In making the overall assessment of current and future economic performance in individual countries, a number of key variables and how they interact must be examined, broadly along the following lines:

  • Domestic expenditures. Projections of private consumption and saving rates typically take into account real disposable income, household wealth, changes in the rate of inflation, monetary and financial conditions, and leading indicators of consumer confidence and retail sales. Business fixed investment is mainly assessed in relation to non-financial (sales, output and capacity utilisation) and financial (cash flow, monetary conditions and interest rates) variables. Business sentiment and survey information is also taken into account. Projections for residential construction typically take account of demographic trends, housing stocks, real income and financial conditions, but also draw on cyclical indicators for the construction sector. Projections of stockbuilding are usually made with reference to relevant stock-output and stock-sales ratios in relation to normal trends.
  • Employment, wages and prices. Employment and other labour market trends are generally assessed on the basis of actual and projected activity. Important additional considerations relate to productivity trends, capacity constraints and costs. Unemployment rate projections are derived from employment and labour supply projections, with the latter assessed on the basis of demographic trends and participation rate assumptions. Wage and earnings assessments take into account a number of key factors, such as the pattern of current wage settlements data as a leading indicator.  Unemployment, labour market conditions, productivity and the terms of trade also influence the overall projection for real wages and real compensation per employee. The assessment of domestic prices and inflation trends depends on unit costs, the strength of demand reflected by output gaps and foreign prices.

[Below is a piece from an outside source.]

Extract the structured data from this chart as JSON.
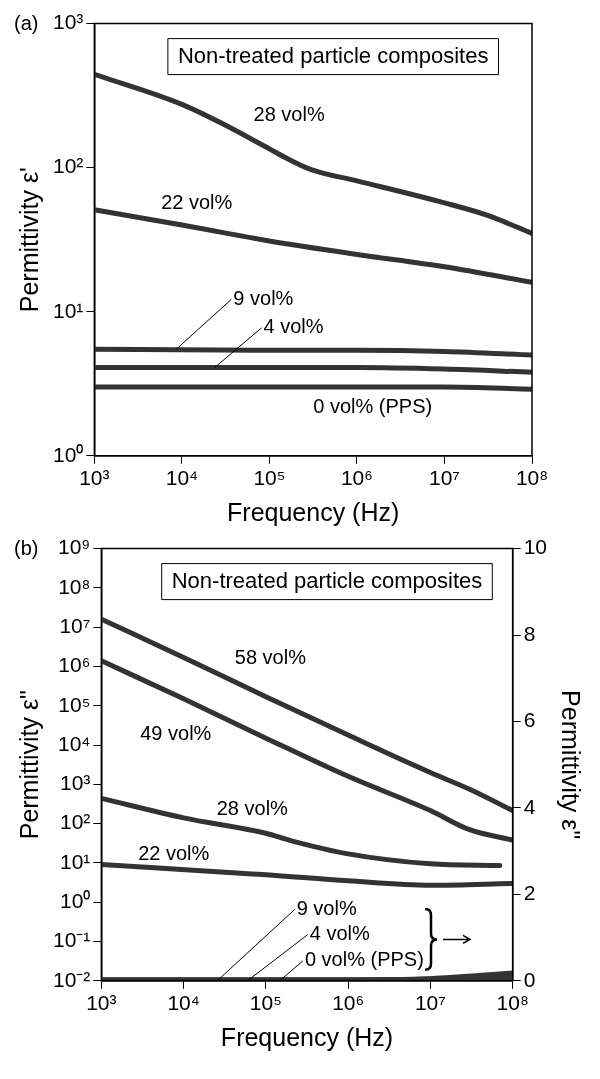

  • Output gaps. The output gap is measured as the difference between actual and estimated potential GDP, in volume terms and in per cent of potential GDP. Output gaps are difficult to estimate and subject to substantial margins of error given that potential output and structural unemployment rates are generally unobservable variables. This generally follows a production function approach, taking into account the capital stock, changes in labour supply, factor productivities and underlying “non-accelerating inflation rates of unemployment” (NAIRU).
  • Foreign trade and balance of payments. In making the forecasts, particular attention is paid to consistency at domestic and world levels, and to ensure that key accounting identities and relationships are observed, notably with respect to international trade and the balance of payments.  Within this framework, projections for aggregated import volumes of goods and services typically take account of domestic activity (weighted expenditures) and relative price competitiveness, giving additional weight however to current and past trend developments in import penetration.  Aggregate goods and services export volume projections are generally linked to developments in export weighted markets, competitiveness positions and trend export performance. Projections for export prices take account of domestic labour costs and import prices, as well as competitors’ export prices, while import prices are derived as weighted averages of foreign and domestic prices.

Investment income receipts and payments are set to reflect returns on stocks of external assets and liabilities, while international transfer debits and credit are exogenous, subject to consistency checks across countries. An important feature of the trade and balance of payments exercise is the need to ensure consistency across countries and regions and iterative procedures for maintaining balance at the world level.  A global equation linking world trade growth to world GDP growth is also used in checking the consistency of the world trade trajectory for given world activity.